The Magic of Macy’s

Anybody who knows me can tell you that I do not like to shop. It’s true. I’d rather be in a hospital than a shopping mall, and I dislike hospitals almost as much as faculty meetings. But it just so happens that I found myself at the Herald Square store of Macy’s the other day. They are getting ready for another “magic” season in which they promote the magic not of Christmas but of Macy’s.

I am not sure what that means except it involves people like you spending billions of dollars. They even have what they call “Macy money” to help you do that. A clerk tried to explain it to me, but my eyes glazed over.

As they hung garlands and Christmas lights (yes, it’s mid-October), I wandered around the store, which is supposed to be the biggest in the world. At least that’s what the sign says. I discovered that Macy’s is a great place to study people. There are all kinds, as you might imagine, and they come from all over the world. It’s like the United Nations of consumerism. I got to speak with people from Brazil, Argentina, Germany, and the Bronx. That last one was a woman showing out-of-town family around who needed the bathroom. I helped her find it (7th floor).

What I find even more amazing is that people do not shop as themselves; that is, they do not remain in their own persona and then perform transactions, whether out of need or want. They become other people, taking on a new persona that I call homo emacitans from the Latin, emacitas, which refers to an obsession (mania) with shopping. You’ve heard of Burning Man? This is Shopping Man.

People do not buy goods as Joe and Jane Doe, the museum curator and bookkeeper, or even Joe and Jane Doe, members of the Cleveland Rotary. They assume new identities based on the offer, discount, or deal being presented to them. Add an atmosphere of Macy’s magic, and voilà, they’re part of that new human species.

Macy 3
Miracle on 34th Street (1947)

I suppose advertisers and marketers have known this for years. Some of them even have anthropology backgrounds (I know one). But what I find disturbing is that such marketing is based on propaganda and coercion. It creates another reality into which consumers are lured with promises of beauty, perfection, and dazzling smiles with the hope of becoming worthy enough to be loved.

The father of this kind of thing is Edward Bernays, nephew of Sigmund Freud and known for writing about the “invisible government” that is the “true ruling power of our country.” That may be stretching the point, but I can’t help feeling that Macy’s and the rest of the retail world is a giant Matrix that makes the one in the movie look tame. Certainly, walking around nine floors at Herald Square with the displays, lights, music, mannequins, saleswomen spritzing me with the latest celebrity cologne, and near fever pitch of shoppers was enough to make me think I had entered a Fellini movie.

I am not an economist and do not dispute the need for consumer spending to jump-start the economy. What troubles me is not that we are creating opportunities for people to buy.
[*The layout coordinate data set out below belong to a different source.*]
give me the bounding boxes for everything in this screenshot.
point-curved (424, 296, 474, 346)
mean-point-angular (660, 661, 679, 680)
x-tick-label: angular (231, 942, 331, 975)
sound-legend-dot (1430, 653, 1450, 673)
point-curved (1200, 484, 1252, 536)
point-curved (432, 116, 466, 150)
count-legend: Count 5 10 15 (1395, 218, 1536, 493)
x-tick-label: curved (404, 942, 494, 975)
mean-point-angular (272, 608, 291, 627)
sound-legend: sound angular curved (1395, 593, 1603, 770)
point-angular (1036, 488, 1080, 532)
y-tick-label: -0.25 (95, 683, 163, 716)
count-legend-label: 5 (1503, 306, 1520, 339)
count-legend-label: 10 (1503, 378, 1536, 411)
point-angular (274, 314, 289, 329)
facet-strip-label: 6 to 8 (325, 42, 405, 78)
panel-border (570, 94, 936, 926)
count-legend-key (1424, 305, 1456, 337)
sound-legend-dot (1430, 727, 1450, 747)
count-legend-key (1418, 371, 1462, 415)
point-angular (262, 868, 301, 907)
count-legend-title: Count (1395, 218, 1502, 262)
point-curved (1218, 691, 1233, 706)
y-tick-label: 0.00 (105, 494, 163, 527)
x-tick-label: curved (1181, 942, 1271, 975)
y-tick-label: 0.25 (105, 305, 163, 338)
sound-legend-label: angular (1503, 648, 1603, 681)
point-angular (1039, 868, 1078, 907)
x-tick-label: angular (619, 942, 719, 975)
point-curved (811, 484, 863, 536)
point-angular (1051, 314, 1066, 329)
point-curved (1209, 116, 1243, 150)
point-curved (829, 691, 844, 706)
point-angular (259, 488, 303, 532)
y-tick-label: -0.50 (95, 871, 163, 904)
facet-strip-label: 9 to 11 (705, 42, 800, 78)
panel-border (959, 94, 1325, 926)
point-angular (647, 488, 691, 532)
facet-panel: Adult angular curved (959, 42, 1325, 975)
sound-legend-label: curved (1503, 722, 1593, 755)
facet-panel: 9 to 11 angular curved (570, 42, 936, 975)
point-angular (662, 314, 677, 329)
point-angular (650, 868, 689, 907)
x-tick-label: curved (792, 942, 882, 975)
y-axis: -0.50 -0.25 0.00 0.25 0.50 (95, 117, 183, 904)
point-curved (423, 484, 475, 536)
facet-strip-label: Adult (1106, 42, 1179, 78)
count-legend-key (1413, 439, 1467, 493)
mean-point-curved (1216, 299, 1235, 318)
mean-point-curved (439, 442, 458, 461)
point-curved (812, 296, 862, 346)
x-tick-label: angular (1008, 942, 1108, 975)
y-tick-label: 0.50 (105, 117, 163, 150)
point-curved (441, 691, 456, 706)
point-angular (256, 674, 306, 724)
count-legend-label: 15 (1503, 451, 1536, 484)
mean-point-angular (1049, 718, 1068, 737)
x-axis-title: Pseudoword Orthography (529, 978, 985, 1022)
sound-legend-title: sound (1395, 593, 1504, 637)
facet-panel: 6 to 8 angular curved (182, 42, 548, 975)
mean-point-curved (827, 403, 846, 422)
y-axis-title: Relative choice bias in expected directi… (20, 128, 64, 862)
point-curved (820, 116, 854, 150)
We are creating a new human being for whom the question of the relevance of the purchase she just made never enters her mind.

Does buying more and getting more move me any closer to the human being I am or could become? No, they do not. According to one famous New Yorker from Queens, they move us one step closer to the “dumper.”

Miracle on 34th Street photo from Fanpop. Want more? Go to Robert Brancatelli. The Brancatelli Blog is a member of The Free Media Alliance.

3 comments

  1. Molly, thank you for the note and kind words. Those are all interesting topics. I’ll do what I can over the next few months. You might think about answering some of those questions for your own blog. Best regards, Robert

  2. Hi Robert,
    Thanks for your blog on perspectives of shopping. I like reading your blog, because I think you are a good thinker and have many interesting insights to share! Please keep writing!

    Four topics I would be interested in reading more about are: What were you interested in when you were 12, and what kind of child were you like at that age? Also, if you could travel any where in the world without time or financial constraints were would you like to go? if you could travel anywhere and do a service project, where would you go and what kind of service work would you do? Finally, what makes you interested in Church History and what keeps you interested in Church History?